Early termination when a pass finds no new spikes.

Parameters:
  • y – One spectral trace (any numeric dtype; cast to float).

  • method"median" or "interpolate"scipy.signal.medfilt reference signal, MAD on residual for detection (both methods now repair identically via linear interpolation). "derivative" — neighbour-difference test on diff(y) MAD; interior points only.

  • kernel_size – Odd length >= 3 for medfilt (median / interpolate methods).

  • threshold – Multiplier on MAD-derived noise (larger → fewer detections).

  • max_passes – Maximum number of detection–repair iterations (default 3). Use 1 for the old single-pass behaviour.

Returns:

  • corrected_y – Same shape as y; unchanged if no spikes are found or if noise is degenerate.

  • cosmic_mask – Boolean mask, same shape as y; True at all channels that were corrected (including dilation neighbours). All False when nothing was found or when the mask would cover the entire spectrum.

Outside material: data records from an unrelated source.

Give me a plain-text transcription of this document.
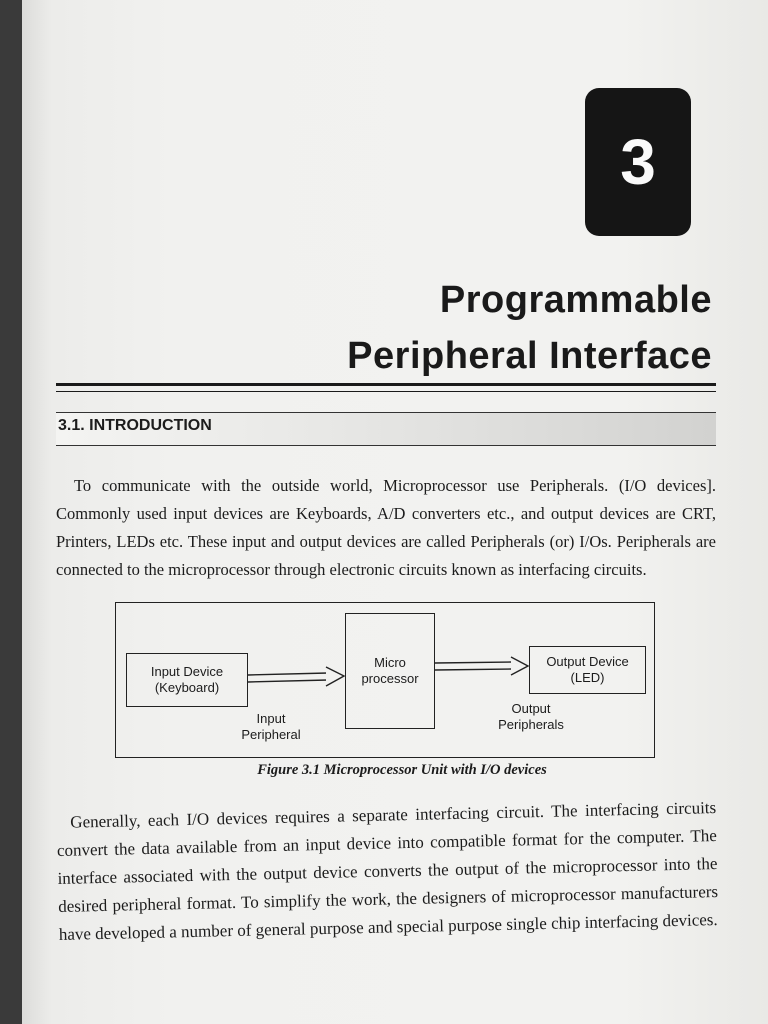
3
Programmable
Peripheral Interface
3.1. INTRODUCTION

To communicate with the outside world, Microprocessor use Peripherals. (I/O devices]. Commonly used input devices are Keyboards, A/D converters etc., and output devices are CRT, Printers, LEDs etc. These input and output devices are called Peripherals (or) I/Os. Peripherals are connected to the microprocessor through electronic circuits known as interfacing circuits.

Input Device
(Keyboard)
Micro
processor
Output Device
(LED)
Input
Peripheral
Output
Peripherals
Figure 3.1 Microprocessor Unit with I/O devices

Generally, each I/O devices requires a separate interfacing circuit. The interfacing circuits convert the data available from an input device into compatible format for the computer. The interface associated with the output device converts the output of the microprocessor into the desired peripheral format. To simplify the work, the designers of microprocessor manufacturers have developed a number of general purpose and special purpose single chip interfacing devices.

wdfkit.preprocessing.cosmic_ray_map

Spatial (3D map) cosmic-ray detection and replacement.

wdfkit.preprocessing.cosmic_ray_map.correct_cosmic_rays_on_map_cube(values: ndarray, *, sensitivity: float, spectral_width_fraction: float, disk_radius: int, map_mad_multiplier: float = 7.0, map_noisy_channel_relax_min: float = 0.82, map_spectral_dilate_cap: int = 5, map_max_spectral_repair_extent: int | None = 12, map_min_residual_over_cutoff: float = 1.05, map_require_spatial_local_max: bool = True, return_diagnostic_masks: bool = False) tuple[ndarray, dict[str, Any]] | tuple[ndarray, dict[str, Any], dict[str, Any]][source]

Spatial disk median on a per-spectrum normalized cube; robust positive residual test per wavelength.

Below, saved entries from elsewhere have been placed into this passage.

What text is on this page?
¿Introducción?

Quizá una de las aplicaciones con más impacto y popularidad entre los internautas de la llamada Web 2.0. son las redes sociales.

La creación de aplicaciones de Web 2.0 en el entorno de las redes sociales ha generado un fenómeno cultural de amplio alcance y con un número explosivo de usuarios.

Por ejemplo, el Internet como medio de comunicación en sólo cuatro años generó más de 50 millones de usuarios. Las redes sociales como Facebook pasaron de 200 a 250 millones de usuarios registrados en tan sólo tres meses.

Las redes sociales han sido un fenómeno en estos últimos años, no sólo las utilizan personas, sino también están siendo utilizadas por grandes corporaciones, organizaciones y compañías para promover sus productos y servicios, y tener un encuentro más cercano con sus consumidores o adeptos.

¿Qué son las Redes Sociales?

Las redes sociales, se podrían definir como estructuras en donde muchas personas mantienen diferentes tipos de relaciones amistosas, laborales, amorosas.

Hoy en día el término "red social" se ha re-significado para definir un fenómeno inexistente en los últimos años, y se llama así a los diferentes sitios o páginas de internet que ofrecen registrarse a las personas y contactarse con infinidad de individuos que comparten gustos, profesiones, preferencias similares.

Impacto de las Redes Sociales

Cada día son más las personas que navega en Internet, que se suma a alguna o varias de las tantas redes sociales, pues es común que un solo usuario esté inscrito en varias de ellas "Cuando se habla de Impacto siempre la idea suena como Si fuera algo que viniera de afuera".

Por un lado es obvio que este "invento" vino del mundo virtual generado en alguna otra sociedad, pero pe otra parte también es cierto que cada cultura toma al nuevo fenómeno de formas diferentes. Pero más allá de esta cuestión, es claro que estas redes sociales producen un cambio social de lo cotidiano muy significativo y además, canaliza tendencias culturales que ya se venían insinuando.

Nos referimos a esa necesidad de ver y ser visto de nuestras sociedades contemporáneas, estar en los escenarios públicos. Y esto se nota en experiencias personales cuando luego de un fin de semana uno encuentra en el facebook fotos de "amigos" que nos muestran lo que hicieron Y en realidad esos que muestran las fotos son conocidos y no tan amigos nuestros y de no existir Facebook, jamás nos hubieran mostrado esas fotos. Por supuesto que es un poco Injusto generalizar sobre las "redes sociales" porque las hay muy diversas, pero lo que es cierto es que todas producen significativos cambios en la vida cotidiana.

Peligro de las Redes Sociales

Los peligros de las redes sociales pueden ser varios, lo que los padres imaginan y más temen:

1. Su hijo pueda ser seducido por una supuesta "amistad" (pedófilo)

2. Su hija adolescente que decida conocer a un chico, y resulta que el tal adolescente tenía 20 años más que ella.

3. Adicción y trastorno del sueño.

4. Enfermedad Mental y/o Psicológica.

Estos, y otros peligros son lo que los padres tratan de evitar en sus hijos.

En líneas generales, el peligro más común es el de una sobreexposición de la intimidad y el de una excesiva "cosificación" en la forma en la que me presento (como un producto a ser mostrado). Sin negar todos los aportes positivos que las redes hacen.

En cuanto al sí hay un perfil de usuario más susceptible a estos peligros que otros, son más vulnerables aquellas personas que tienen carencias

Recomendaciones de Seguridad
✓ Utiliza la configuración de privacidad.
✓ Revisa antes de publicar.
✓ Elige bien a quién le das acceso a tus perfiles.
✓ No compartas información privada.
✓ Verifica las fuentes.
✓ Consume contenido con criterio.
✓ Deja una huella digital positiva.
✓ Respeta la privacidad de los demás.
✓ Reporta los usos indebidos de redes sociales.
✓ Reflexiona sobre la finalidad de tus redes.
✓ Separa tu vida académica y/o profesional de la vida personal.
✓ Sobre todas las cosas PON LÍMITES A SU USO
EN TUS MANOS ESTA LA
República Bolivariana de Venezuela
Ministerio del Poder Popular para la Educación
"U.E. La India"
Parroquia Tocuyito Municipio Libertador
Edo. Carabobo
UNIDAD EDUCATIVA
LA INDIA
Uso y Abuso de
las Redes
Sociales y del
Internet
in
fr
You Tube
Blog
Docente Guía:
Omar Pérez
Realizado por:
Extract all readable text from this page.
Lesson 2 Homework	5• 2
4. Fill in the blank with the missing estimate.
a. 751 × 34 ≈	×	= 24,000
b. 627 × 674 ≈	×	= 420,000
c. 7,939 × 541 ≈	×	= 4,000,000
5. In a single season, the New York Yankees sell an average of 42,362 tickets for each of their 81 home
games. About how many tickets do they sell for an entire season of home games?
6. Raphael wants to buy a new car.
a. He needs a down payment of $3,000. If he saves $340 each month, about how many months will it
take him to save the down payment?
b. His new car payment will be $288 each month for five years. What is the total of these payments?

Per channel λ, the cutoff is map_mad_multiplier * (0.01/sensitivity) * relax_λ * noise_λ, where noise_λ is scaled MAD of (preprocessed - spatial_median_reference) in the (y, x) plane, and relax_λ comes from map_noisy_channel_relax_min (noisy bands more sensitive).

Spectral dilation length is min(width×N, map_spectral_dilate_cap). After dilation, each contiguous True segment along λ at fixed (y, x) is clipped to at most map_max_spectral_repair_extent channels (None disables) so repair stays localized.

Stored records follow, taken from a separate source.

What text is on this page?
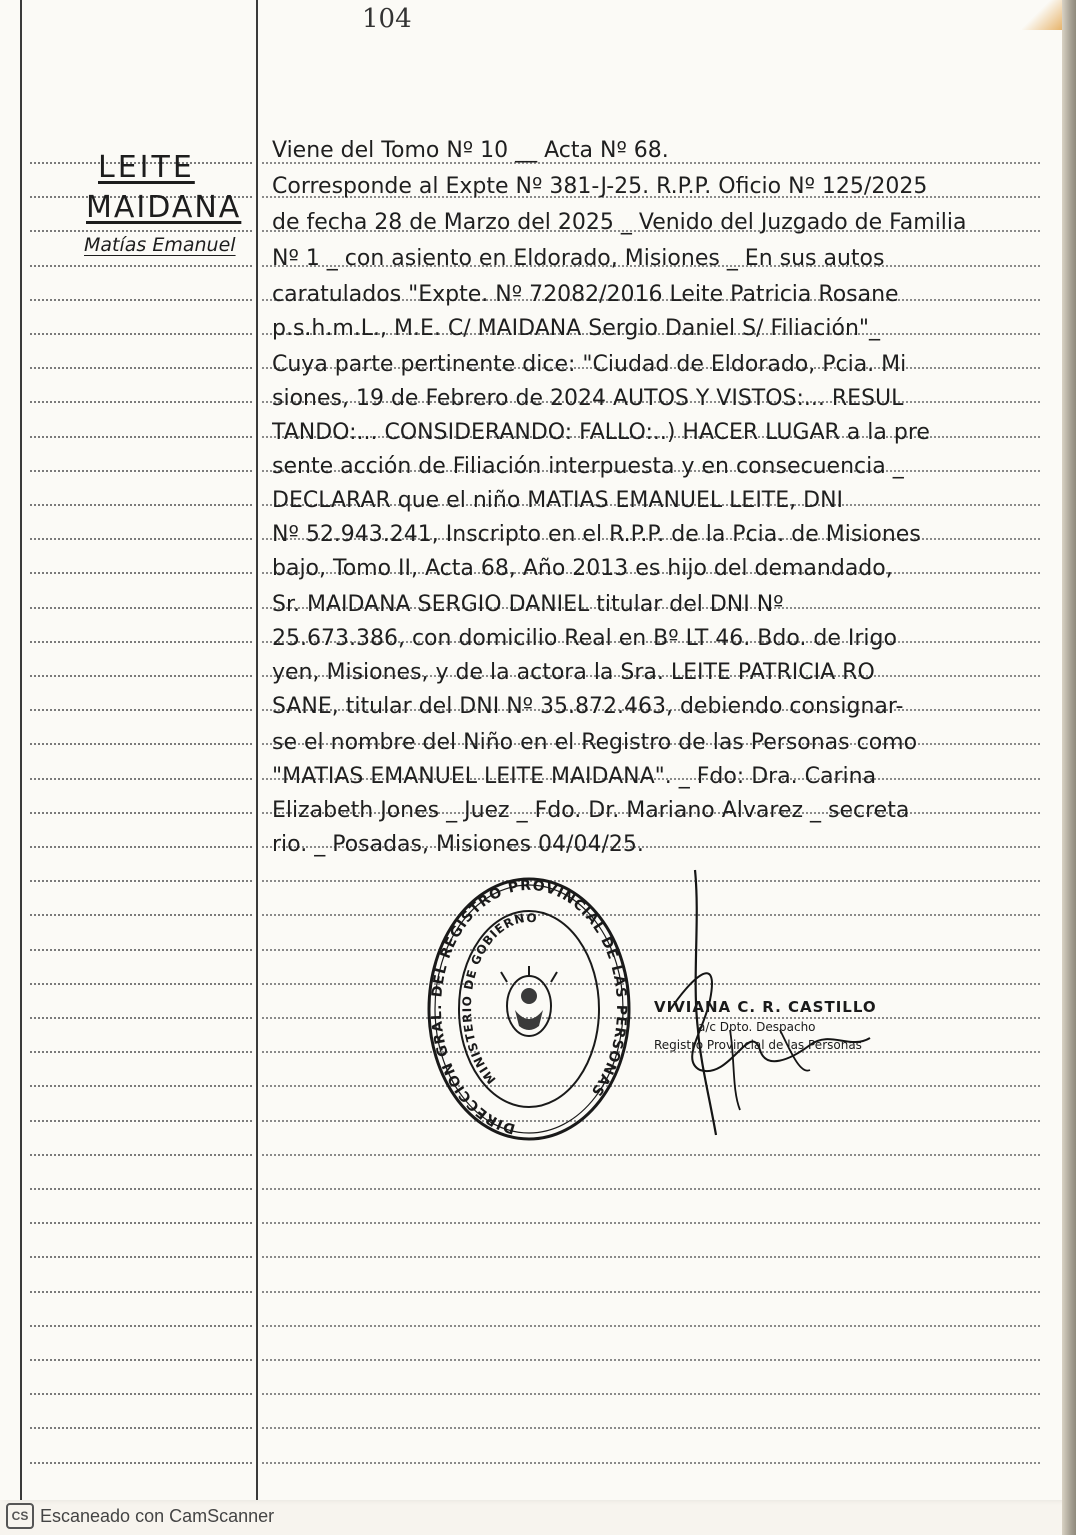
104
LEITE
MAIDANA
Matías Emanuel
Viene del Tomo Nº 10 __ Acta Nº 68.
Corresponde al Expte Nº 381-J-25. R.P.P. Oficio Nº 125/2025
de fecha 28 de Marzo del 2025 _ Venido del Juzgado de Familia
Nº 1 _ con asiento en Eldorado, Misiones _ En sus autos
caratulados "Expte. Nº 72082/2016 Leite Patricia Rosane
p.s.h.m.L., M.E. C/ MAIDANA Sergio Daniel S/ Filiación"_
Cuya parte pertinente dice: "Ciudad de Eldorado, Pcia. Mi
siones, 19 de Febrero de 2024 AUTOS Y VISTOS:... RESUL
TANDO:... CONSIDERANDO: FALLO:..) HACER LUGAR a la pre
sente acción de Filiación interpuesta y en consecuencia _
DECLARAR que el niño MATIAS EMANUEL LEITE, DNI
Nº 52.943.241, Inscripto en el R.P.P. de la Pcia. de Misiones
bajo, Tomo II, Acta 68, Año 2013 es hijo del demandado,
Sr. MAIDANA SERGIO DANIEL titular del DNI Nº
25.673.386, con domicilio Real en Bº LT 46. Bdo. de Irigo
yen, Misiones, y de la actora la Sra. LEITE PATRICIA RO
SANE, titular del DNI Nº 35.872.463, debiendo consignar-
se el nombre del Niño en el Registro de las Personas como
"MATIAS EMANUEL LEITE MAIDANA". _ Fdo: Dra. Carina
Elizabeth Jones _ Juez _ Fdo. Dr. Mariano Alvarez _ secreta
rio. _ Posadas, Misiones 04/04/25.
DIRECCION GRAL. DEL REGISTRO PROVINCIAL DE LAS PERSONAS
MINISTERIO DE GOBIERNO
VIVIANA C. R. CASTILLO
a/c Dpto. Despacho
Registro Provincial de las Personas
CS Escaneado con CamScanner
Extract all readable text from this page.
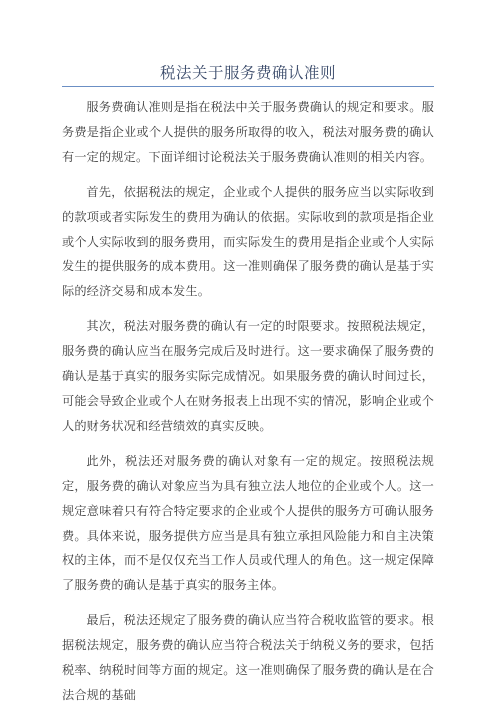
税法关于服务费确认准则

服务费确认准则是指在税法中关于服务费确认的规定和要求。服务费是指企业或个人提供的服务所取得的收入，税法对服务费的确认有一定的规定。下面详细讨论税法关于服务费确认准则的相关内容。

首先，依据税法的规定，企业或个人提供的服务应当以实际收到的款项或者实际发生的费用为确认的依据。实际收到的款项是指企业或个人实际收到的服务费用，而实际发生的费用是指企业或个人实际发生的提供服务的成本费用。这一准则确保了服务费的确认是基于实际的经济交易和成本发生。

其次，税法对服务费的确认有一定的时限要求。按照税法规定，服务费的确认应当在服务完成后及时进行。这一要求确保了服务费的确认是基于真实的服务实际完成情况。如果服务费的确认时间过长，可能会导致企业或个人在财务报表上出现不实的情况，影响企业或个人的财务状况和经营绩效的真实反映。

此外，税法还对服务费的确认对象有一定的规定。按照税法规定，服务费的确认对象应当为具有独立法人地位的企业或个人。这一规定意味着只有符合特定要求的企业或个人提供的服务方可确认服务费。具体来说，服务提供方应当是具有独立承担风险能力和自主决策权的主体，而不是仅仅充当工作人员或代理人的角色。这一规定保障了服务费的确认是基于真实的服务主体。

最后，税法还规定了服务费的确认应当符合税收监管的要求。根据税法规定，服务费的确认应当符合税法关于纳税义务的要求，包括税率、纳税时间等方面的规定。这一准则确保了服务费的确认是在合法合规的基础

Detection uses residual > map_min_residual_over_cutoff * cutoff.

If map_require_spatial_local_max, a voxel must be a strict spatial maximum in its λ slice among 8 neighbours (reduces false positives).

Repair: dilate core hits along λ, then for each (y, x) interpolate masked samples along λ from spatial_median_reference[y, x, :]; unmasked λ keep preprocessed.

If return_diagnostic_masks is True, returns a third dict (large numpy arrays — do not put them in DataArray.attrs).

wdfkit.preprocessing.cosmic_ray_map.interpolate_cosmic_ray_regions_spectrally(preprocessed: ndarray, spatial_median_reference: ndarray, repair_mask: ndarray) ndarray[source]

Inpaint repair_mask points by interp along λ.

Reference curve is spatial_median_reference[y, x, :]; other channels keep original preprocessed values.

wdfkit.preprocessing.cosmic_ray_map.min_subtract_median_normalize_map_cube(values: ndarray) tuple[ndarray, ndarray][source]

Per spectrum: subtract min along λ, divide by median intensity.

wdfkit.preprocessing.cosmic_ray_map.unique_spatial_indices_from_nonzero(nonzero_axes: tuple[ndarray, ...], spatial_ndim: int) list[tuple[int, ...]][source]

Unique (y, x, …) from np.nonzero-style sparse index arrays.